Paper Title
An Empirical Analysis of Different Protein Folding Algorithms on Cytokine Protein Structure

Abstract
Numerous applications, including identifying protein misfolding, protein docking, and comprehending the function of proteins, depend on accurate prediction of the three-dimensional structure of proteins. Cytokines, a type of protein involved in intercellular communication in the immune system and inflammation, are of special interest due to their medicinal significance. Accurate prediction of these protein types can be very resourceful in medical studies. Several deep learning-based algorithms for predicting protein structures from amino acid sequences, such as Alpha Fold 2, Omega Fold, and ESM Fold, have been developed in recent years. There has been significant research in this field, such as benchmark studies of nanobodies[6], comparative study of deep learning based model ESM2 and Homology modeling based Swiss Model[9], evaluating protein docking using Alpha Fold 2[7] and so on.

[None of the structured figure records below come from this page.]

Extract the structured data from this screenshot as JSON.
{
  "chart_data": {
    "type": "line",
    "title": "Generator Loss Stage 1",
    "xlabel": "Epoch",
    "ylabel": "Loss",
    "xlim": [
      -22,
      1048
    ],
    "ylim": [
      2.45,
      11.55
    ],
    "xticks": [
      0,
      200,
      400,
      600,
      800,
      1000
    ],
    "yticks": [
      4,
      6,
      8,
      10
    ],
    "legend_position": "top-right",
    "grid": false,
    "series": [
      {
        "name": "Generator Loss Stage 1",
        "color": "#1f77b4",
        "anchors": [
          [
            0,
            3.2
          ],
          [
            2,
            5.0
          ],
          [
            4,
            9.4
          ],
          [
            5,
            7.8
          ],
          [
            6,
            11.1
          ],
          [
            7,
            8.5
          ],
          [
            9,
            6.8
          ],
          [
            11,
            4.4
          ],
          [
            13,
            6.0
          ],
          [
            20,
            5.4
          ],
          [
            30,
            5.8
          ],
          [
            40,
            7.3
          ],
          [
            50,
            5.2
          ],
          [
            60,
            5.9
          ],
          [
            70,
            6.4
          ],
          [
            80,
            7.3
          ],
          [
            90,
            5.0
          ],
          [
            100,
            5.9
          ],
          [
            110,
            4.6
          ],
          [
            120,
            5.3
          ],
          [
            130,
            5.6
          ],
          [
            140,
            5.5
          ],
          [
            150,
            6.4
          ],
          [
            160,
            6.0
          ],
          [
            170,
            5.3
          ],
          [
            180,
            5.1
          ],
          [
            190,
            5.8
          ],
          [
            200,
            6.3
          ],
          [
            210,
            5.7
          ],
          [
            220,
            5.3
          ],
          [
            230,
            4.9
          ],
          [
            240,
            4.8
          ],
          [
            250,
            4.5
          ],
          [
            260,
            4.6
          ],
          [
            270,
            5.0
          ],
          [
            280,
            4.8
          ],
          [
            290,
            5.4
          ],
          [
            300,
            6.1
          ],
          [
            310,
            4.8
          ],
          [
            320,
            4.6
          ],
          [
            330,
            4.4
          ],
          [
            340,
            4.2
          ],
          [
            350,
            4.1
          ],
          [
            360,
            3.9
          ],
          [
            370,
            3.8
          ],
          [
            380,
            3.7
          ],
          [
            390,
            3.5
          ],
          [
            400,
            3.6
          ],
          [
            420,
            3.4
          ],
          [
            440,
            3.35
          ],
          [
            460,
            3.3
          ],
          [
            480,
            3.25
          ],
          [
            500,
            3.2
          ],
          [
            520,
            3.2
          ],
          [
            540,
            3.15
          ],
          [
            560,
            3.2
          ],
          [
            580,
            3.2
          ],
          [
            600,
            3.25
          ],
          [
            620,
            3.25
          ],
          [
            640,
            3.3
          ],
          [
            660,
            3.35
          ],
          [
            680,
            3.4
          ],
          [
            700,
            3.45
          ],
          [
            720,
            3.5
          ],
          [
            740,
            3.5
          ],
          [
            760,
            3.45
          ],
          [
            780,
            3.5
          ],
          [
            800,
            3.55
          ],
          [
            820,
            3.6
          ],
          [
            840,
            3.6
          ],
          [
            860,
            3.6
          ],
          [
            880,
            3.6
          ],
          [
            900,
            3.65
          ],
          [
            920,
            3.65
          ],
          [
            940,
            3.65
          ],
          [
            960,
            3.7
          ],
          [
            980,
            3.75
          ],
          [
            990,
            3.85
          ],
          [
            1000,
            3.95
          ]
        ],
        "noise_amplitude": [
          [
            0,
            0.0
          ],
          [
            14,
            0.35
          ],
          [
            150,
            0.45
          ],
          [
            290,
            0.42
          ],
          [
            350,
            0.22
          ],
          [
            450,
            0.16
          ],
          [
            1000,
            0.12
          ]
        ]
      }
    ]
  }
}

But there has not been a study that analyzes the performance of these models on Cytokines. In this work, we assessed how well these models performed at predicting the Cytokine structures. Overall, these results highlight the importance of considering both accuracy and speed when selecting a protein structure prediction model. Keywords - Protein Folding, Cytokines, Structure Prediction, Alpha Fold, Omega Fold, ESM Fold.